Still stirred by the Raid of Penske Truck earlier that month, they discussed how horrible it would be for something similar, while hundreds of children were heading to school. They feared that immigration agents armen the drops of falling and collection of school to gather parents in the predominantly Latin neighborhood. Some children, the volunteers said, did not even have parents to accompany them to school, either because they had been arrested or did not feel safe when they left the house.

During his patrol, Matthew and another volunteer of the tenant union crossed with members of the Union of Teachers and Volunteers of the Central American Resources Center and discussed ways of collaborating. At one point, they appeared at a cross guard and asked where it was the best place for people to look. The Cruce’s guard, who stopped to hug a young student he acknowledged, said there seemed to be fewer people walking. She suspected that some people were afraid to leave. Matthew gave him a phone number to use to inform any suspicious ice activity. They thanked for their work. It depends on people to take care of each other now, they agreed.

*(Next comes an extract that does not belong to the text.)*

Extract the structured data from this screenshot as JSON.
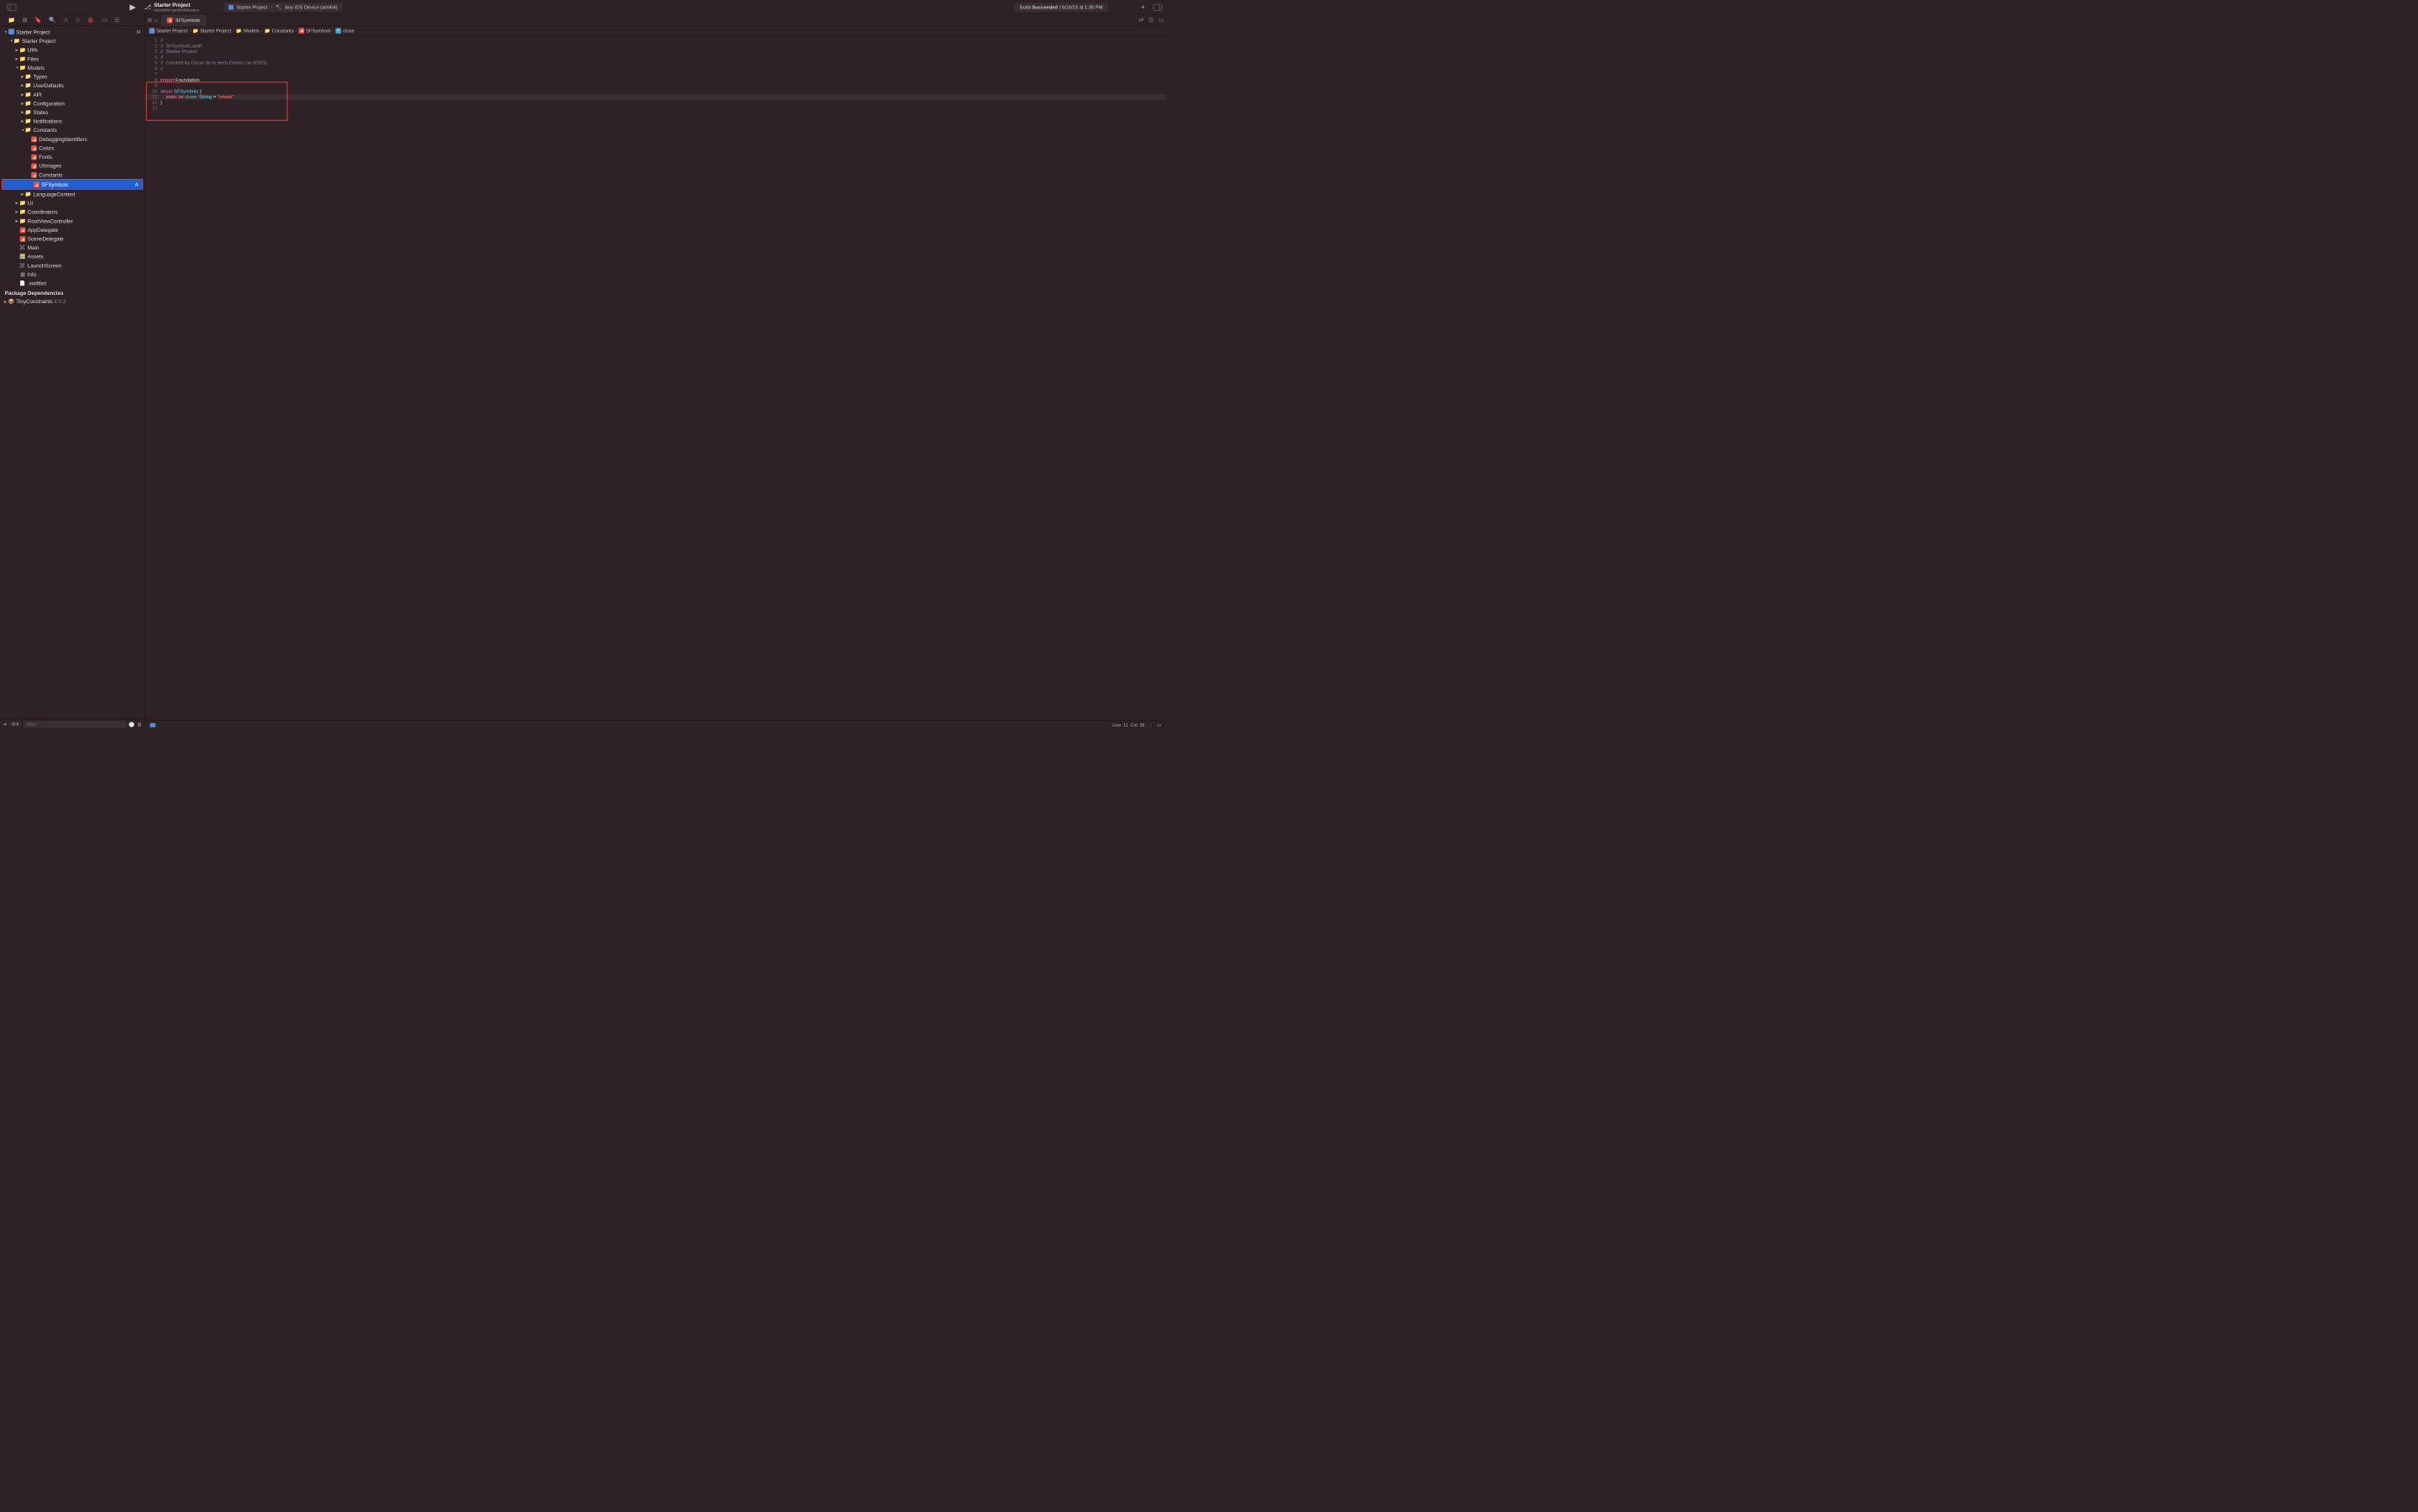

Two weeks later, the border patrol agents raided the Westlake Home Depot for the fourth time, This time using tear gas and pepper ballsLocal Outlet La Taco reported. The agents entered a street less than a block from a high school just before 7 am, Matthew said, and noted that there was a school bus at the bottom of the video that filmed the incident.

Until now, Miranda does not know the immigration authorities who get access to any of the Lausd campus, but the suspicious agents have been seen driving near schools. Even so, teachers and community defenders want to be prepared.

The “Big Beutiful Bill” Law of Trump, which grants the Department of National Security billions of dollars in additional funds, comes into force next month. “We anticipate that in October things will get worse,” said Avalos. “So we are really focused on trying to train as many educators and communities as possible so that everyone can take this work and apply it to their neighborhood.”

Cardona believes that organization efforts in Los Angeles can be a model for other cities where federal authorities can change their attention below. Earlier this month, the Trump administration began an immigration application operation in Massachusetts After pointing out that the National Guard would deploy for Chicago.

“The fact that you have not found ice still does not mean that you will not. We are in it in the long term,” he said. “The more we can organize in advance, once all the structures are in their place, when they face you a situation, I can comfortably teach knowing that the door is blocked.”